Pourtant je sais que tu ne reviendras pas. Mais pourtant, chaque nuit je t'attends. J'avais cru à ton amour, à tes discours, les premiers jours. Je croyais qu'entre toi et moi ça durerait toujours.
J'étais vraiment love et je n'ai pu taire mes sentiments et toi tu m'as eu. Je suis vraiment seule sans toi, je ne sais plus qui je suis, tu détruis ma vie.
On s'aimait et on se déchire, comme si rien n'avait exister. Je t'aime et tu me fais souffrir. A croire que tu n'a jamais aimer. Moi je t'aime et tu me blesse. Je te hais de jour en jour
Moi je t'aime et tu me laisse, seule avec mon amour.
Mon corps s'éteint encore, plus le temps passe, plus il est mort. Toi tu dois penser sans remord, moi je dois survivre. Tes mots me mettent à terre et me tuent jour après jour. Je ne sais vraiment plus quoi faire pour tuer tout cet amour.
J'ai mal au c½ur, je ne sais plus, si je dois t'aimer ou te haïr. Je ne sais plus s'il faut t'oublier ou simplement me laisser mourir. Je n'en peux plus de vivre sans ta chaleur près de moi. Je vie dans l'angoisse qu'elle soit dans tes bras. Chaque jour qui passe, tu t'éloignes un peu plus de moi.
Tu prétendais m'aimer mais aujourd'hui tu fais comme-ci rien ne c'était passé, comme-ci je n'étais qu'une amie. Un jour tu m'embrasse le lendemain tu m'oublies.

Mais maintenant j'ai c0mpris mon erreur.
Sans arrêt la même impression, les mêmes ennuis. Tu portes les torts. En plus de ça tu t'enfuis, tu claque la porte mais t'as pas compris, j'ai plus le temps pour ça. Aujourd'hui je ne te retiendrai plus. Tu veux partir? Ne reviens plus. Tant mieux pour moi, fais ta vie. J'ai bien réfléchi je vaut plus que ça. Dans mon esprit t'es loin déjà. Moi je poursuivrai ma vie. Parce que cette fois je ne reviendrai plus vers toi. Pas de quoi verser des larmes pour toi. Cette fois je m'en sortirai mieux sans toi. Tous ces faux pas que je prends sur moi. Toi tu bouges et moi je reste là. Sur nous deux je ne reviendrais pas. Et puis comme si c'est si différent, je vois qu'aujourdh'ui, tu n'as plus rien de l'homme que j'admirais. Comme si le passé s'efface et le futur enfin me sourit.
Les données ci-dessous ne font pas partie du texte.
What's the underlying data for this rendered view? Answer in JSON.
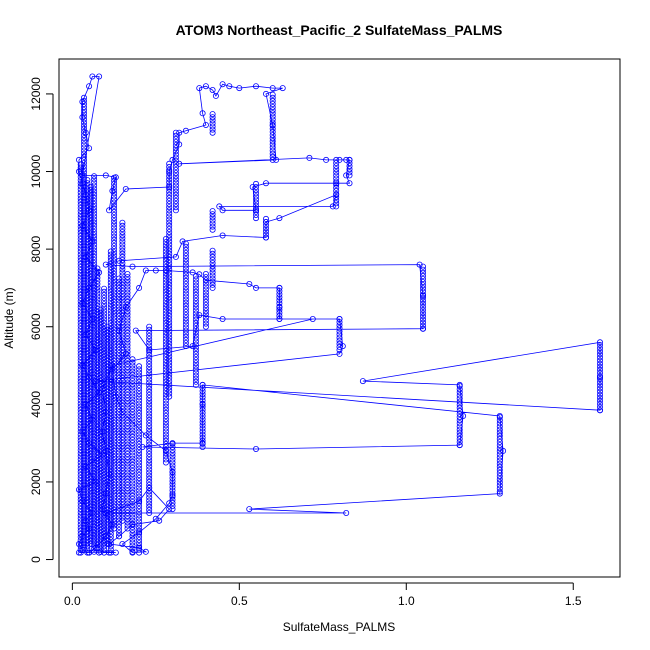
{
  "chart_data": {
    "type": "scatter",
    "title": "ATOM3 Northeast_Pacific_2 SulfateMass_PALMS",
    "xlabel": "SulfateMass_PALMS",
    "ylabel": "Altitude (m)",
    "xlim": [
      -0.04,
      1.64
    ],
    "ylim": [
      -450,
      12900
    ],
    "xticks": [
      0.0,
      0.5,
      1.0,
      1.5
    ],
    "xtick_labels": [
      "0.0",
      "0.5",
      "1.0",
      "1.5"
    ],
    "yticks": [
      0,
      2000,
      4000,
      6000,
      8000,
      10000,
      12000
    ],
    "ytick_labels": [
      "0",
      "2000",
      "4000",
      "6000",
      "8000",
      "10000",
      "12000"
    ],
    "grid": false,
    "marker": "open-circle",
    "color": "#0000ff",
    "line_style": "connected",
    "series": [
      {
        "points": [
          [
            0.02,
            180
          ],
          [
            0.05,
            180
          ],
          [
            0.08,
            180
          ],
          [
            0.11,
            180
          ],
          [
            0.13,
            180
          ],
          [
            0.03,
            250
          ],
          [
            0.02,
            400
          ],
          [
            0.03,
            600
          ],
          [
            0.05,
            800
          ],
          [
            0.04,
            1000
          ],
          [
            0.06,
            1200
          ],
          [
            0.03,
            1500
          ],
          [
            0.02,
            1800
          ],
          [
            0.07,
            2000
          ],
          [
            0.04,
            2400
          ],
          [
            0.09,
            2700
          ],
          [
            0.05,
            3000
          ],
          [
            0.03,
            3300
          ],
          [
            0.06,
            3600
          ],
          [
            0.04,
            4000
          ],
          [
            0.08,
            4300
          ],
          [
            0.05,
            4700
          ],
          [
            0.03,
            5000
          ],
          [
            0.07,
            5400
          ],
          [
            0.04,
            5800
          ],
          [
            0.06,
            6200
          ],
          [
            0.03,
            6600
          ],
          [
            0.05,
            7000
          ],
          [
            0.08,
            7400
          ],
          [
            0.04,
            7800
          ],
          [
            0.06,
            8200
          ],
          [
            0.03,
            8600
          ],
          [
            0.05,
            9000
          ],
          [
            0.04,
            9400
          ],
          [
            0.03,
            9700
          ],
          [
            0.02,
            10000
          ],
          [
            0.02,
            10300
          ],
          [
            0.05,
            10600
          ],
          [
            0.04,
            11000
          ],
          [
            0.03,
            11400
          ],
          [
            0.03,
            11800
          ],
          [
            0.05,
            12200
          ],
          [
            0.06,
            12450
          ],
          [
            0.08,
            12450
          ],
          [
            0.03,
            9900
          ],
          [
            0.1,
            9900
          ],
          [
            0.13,
            9850
          ],
          [
            0.12,
            9500
          ],
          [
            0.11,
            9000
          ],
          [
            0.16,
            9550
          ],
          [
            0.29,
            9600
          ],
          [
            0.29,
            10000
          ],
          [
            0.3,
            10300
          ],
          [
            0.32,
            10700
          ],
          [
            0.32,
            11000
          ],
          [
            0.34,
            11050
          ],
          [
            0.4,
            11200
          ],
          [
            0.39,
            11500
          ],
          [
            0.38,
            12150
          ],
          [
            0.4,
            12200
          ],
          [
            0.42,
            12100
          ],
          [
            0.43,
            11950
          ],
          [
            0.45,
            12250
          ],
          [
            0.47,
            12200
          ],
          [
            0.5,
            12150
          ],
          [
            0.55,
            12200
          ],
          [
            0.6,
            12150
          ],
          [
            0.63,
            12150
          ],
          [
            0.58,
            12000
          ],
          [
            0.6,
            11200
          ],
          [
            0.61,
            10300
          ],
          [
            0.32,
            10200
          ],
          [
            0.71,
            10350
          ],
          [
            0.76,
            10300
          ],
          [
            0.8,
            10300
          ],
          [
            0.82,
            10300
          ],
          [
            0.83,
            10300
          ],
          [
            0.82,
            9900
          ],
          [
            0.83,
            9700
          ],
          [
            0.79,
            9700
          ],
          [
            0.58,
            9700
          ],
          [
            0.54,
            9600
          ],
          [
            0.55,
            9000
          ],
          [
            0.45,
            9000
          ],
          [
            0.44,
            9100
          ],
          [
            0.78,
            9100
          ],
          [
            0.79,
            9400
          ],
          [
            0.62,
            8800
          ],
          [
            0.58,
            8700
          ],
          [
            0.58,
            8300
          ],
          [
            0.45,
            8350
          ],
          [
            0.33,
            8200
          ],
          [
            0.31,
            7800
          ],
          [
            0.14,
            7700
          ],
          [
            0.1,
            7600
          ],
          [
            0.18,
            7550
          ],
          [
            1.04,
            7600
          ],
          [
            1.05,
            6800
          ],
          [
            1.05,
            5950
          ],
          [
            0.19,
            5900
          ],
          [
            0.23,
            5400
          ],
          [
            0.36,
            5500
          ],
          [
            0.38,
            6300
          ],
          [
            0.45,
            6200
          ],
          [
            0.8,
            6200
          ],
          [
            0.81,
            5500
          ],
          [
            0.8,
            5300
          ],
          [
            0.07,
            4600
          ],
          [
            1.58,
            3850
          ],
          [
            1.58,
            4700
          ],
          [
            1.58,
            5600
          ],
          [
            0.87,
            4600
          ],
          [
            1.16,
            4500
          ],
          [
            1.17,
            3700
          ],
          [
            1.16,
            2950
          ],
          [
            0.55,
            2850
          ],
          [
            0.21,
            2900
          ],
          [
            0.3,
            3000
          ],
          [
            0.39,
            3000
          ],
          [
            0.39,
            4000
          ],
          [
            0.39,
            4500
          ],
          [
            1.28,
            3700
          ],
          [
            1.29,
            2800
          ],
          [
            1.28,
            1700
          ],
          [
            0.53,
            1300
          ],
          [
            0.82,
            1200
          ],
          [
            0.1,
            1200
          ],
          [
            0.2,
            1500
          ],
          [
            0.23,
            1850
          ],
          [
            0.29,
            1300
          ],
          [
            0.26,
            1000
          ],
          [
            0.18,
            900
          ],
          [
            0.14,
            600
          ],
          [
            0.11,
            400
          ],
          [
            0.2,
            300
          ],
          [
            0.22,
            200
          ],
          [
            0.18,
            180
          ],
          [
            0.15,
            400
          ],
          [
            0.2,
            700
          ],
          [
            0.25,
            1050
          ],
          [
            0.29,
            1450
          ],
          [
            0.3,
            1650
          ],
          [
            0.3,
            2250
          ],
          [
            0.28,
            2800
          ],
          [
            0.22,
            3200
          ],
          [
            0.15,
            3800
          ],
          [
            0.13,
            4200
          ],
          [
            0.12,
            4900
          ],
          [
            0.16,
            5300
          ],
          [
            0.14,
            5900
          ],
          [
            0.16,
            6500
          ],
          [
            0.2,
            7000
          ],
          [
            0.22,
            7450
          ],
          [
            0.25,
            7450
          ],
          [
            0.28,
            7450
          ],
          [
            0.36,
            7400
          ],
          [
            0.38,
            7350
          ],
          [
            0.4,
            7200
          ],
          [
            0.53,
            7100
          ],
          [
            0.55,
            7000
          ],
          [
            0.62,
            7000
          ],
          [
            0.62,
            6500
          ],
          [
            0.62,
            6200
          ],
          [
            0.72,
            6200
          ],
          [
            0.12,
            5000
          ],
          [
            0.09,
            4400
          ],
          [
            0.1,
            3800
          ],
          [
            0.09,
            3300
          ],
          [
            0.1,
            2800
          ],
          [
            0.11,
            2200
          ],
          [
            0.1,
            1700
          ],
          [
            0.09,
            1300
          ],
          [
            0.12,
            900
          ],
          [
            0.1,
            600
          ],
          [
            0.07,
            300
          ],
          [
            0.05,
            180
          ]
        ]
      }
    ],
    "columns": [
      {
        "x": 0.025,
        "y0": 180,
        "y1": 10200
      },
      {
        "x": 0.035,
        "y0": 300,
        "y1": 11900
      },
      {
        "x": 0.045,
        "y0": 180,
        "y1": 9800
      },
      {
        "x": 0.055,
        "y0": 400,
        "y1": 9600
      },
      {
        "x": 0.065,
        "y0": 200,
        "y1": 9900
      },
      {
        "x": 0.075,
        "y0": 300,
        "y1": 7500
      },
      {
        "x": 0.085,
        "y0": 200,
        "y1": 6500
      },
      {
        "x": 0.095,
        "y0": 180,
        "y1": 7000
      },
      {
        "x": 0.105,
        "y0": 400,
        "y1": 6000
      },
      {
        "x": 0.115,
        "y0": 180,
        "y1": 8000
      },
      {
        "x": 0.125,
        "y0": 800,
        "y1": 9900
      },
      {
        "x": 0.14,
        "y0": 600,
        "y1": 7300
      },
      {
        "x": 0.15,
        "y0": 1000,
        "y1": 8700
      },
      {
        "x": 0.165,
        "y0": 800,
        "y1": 7400
      },
      {
        "x": 0.18,
        "y0": 200,
        "y1": 5200
      },
      {
        "x": 0.2,
        "y0": 180,
        "y1": 5000
      },
      {
        "x": 0.23,
        "y0": 1200,
        "y1": 6000
      },
      {
        "x": 0.28,
        "y0": 2500,
        "y1": 8300
      },
      {
        "x": 0.29,
        "y0": 4200,
        "y1": 10200
      },
      {
        "x": 0.3,
        "y0": 1300,
        "y1": 3000
      },
      {
        "x": 0.31,
        "y0": 9000,
        "y1": 11000
      },
      {
        "x": 0.34,
        "y0": 5500,
        "y1": 8200
      },
      {
        "x": 0.37,
        "y0": 4500,
        "y1": 7300
      },
      {
        "x": 0.39,
        "y0": 2900,
        "y1": 4500
      },
      {
        "x": 0.4,
        "y0": 6000,
        "y1": 7400
      },
      {
        "x": 0.42,
        "y0": 7000,
        "y1": 8000
      },
      {
        "x": 0.42,
        "y0": 11000,
        "y1": 11500
      },
      {
        "x": 0.42,
        "y0": 8500,
        "y1": 9000
      },
      {
        "x": 0.55,
        "y0": 8800,
        "y1": 9700
      },
      {
        "x": 0.58,
        "y0": 8300,
        "y1": 8800
      },
      {
        "x": 0.6,
        "y0": 10300,
        "y1": 12000
      },
      {
        "x": 0.62,
        "y0": 6200,
        "y1": 7000
      },
      {
        "x": 0.79,
        "y0": 9100,
        "y1": 10300
      },
      {
        "x": 0.8,
        "y0": 5400,
        "y1": 6200
      },
      {
        "x": 0.83,
        "y0": 9900,
        "y1": 10300
      },
      {
        "x": 1.05,
        "y0": 5950,
        "y1": 7600
      },
      {
        "x": 1.16,
        "y0": 2950,
        "y1": 4500
      },
      {
        "x": 1.28,
        "y0": 1750,
        "y1": 3700
      },
      {
        "x": 1.58,
        "y0": 3850,
        "y1": 5600
      }
    ]
  }
}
Où est l'épaule sur laquelle je me reposais, la présence chaude que mon corps aimait serrer. Où est passée la voix qui répondait à mes questions, l'autre moitié de moi sans qui je perdais la raison.
Quand le jour me réveille et qu'il m'offre encore ses plus beaux éclats, le vide est le même : tu n'es plus là.
Dans mon demi sommeil, je respire mais je sais que je ne vis pas. Plus rien n'est pareil, quand tu n'es plus là
Je ne suis plus sûr de ce qui nous est arrivé. J'y pense tous les jours j'ai même peur d'accepter.
J'ai gardé le meilleur et enterré le reste, effacé tes erreurs, oublié tes promesses.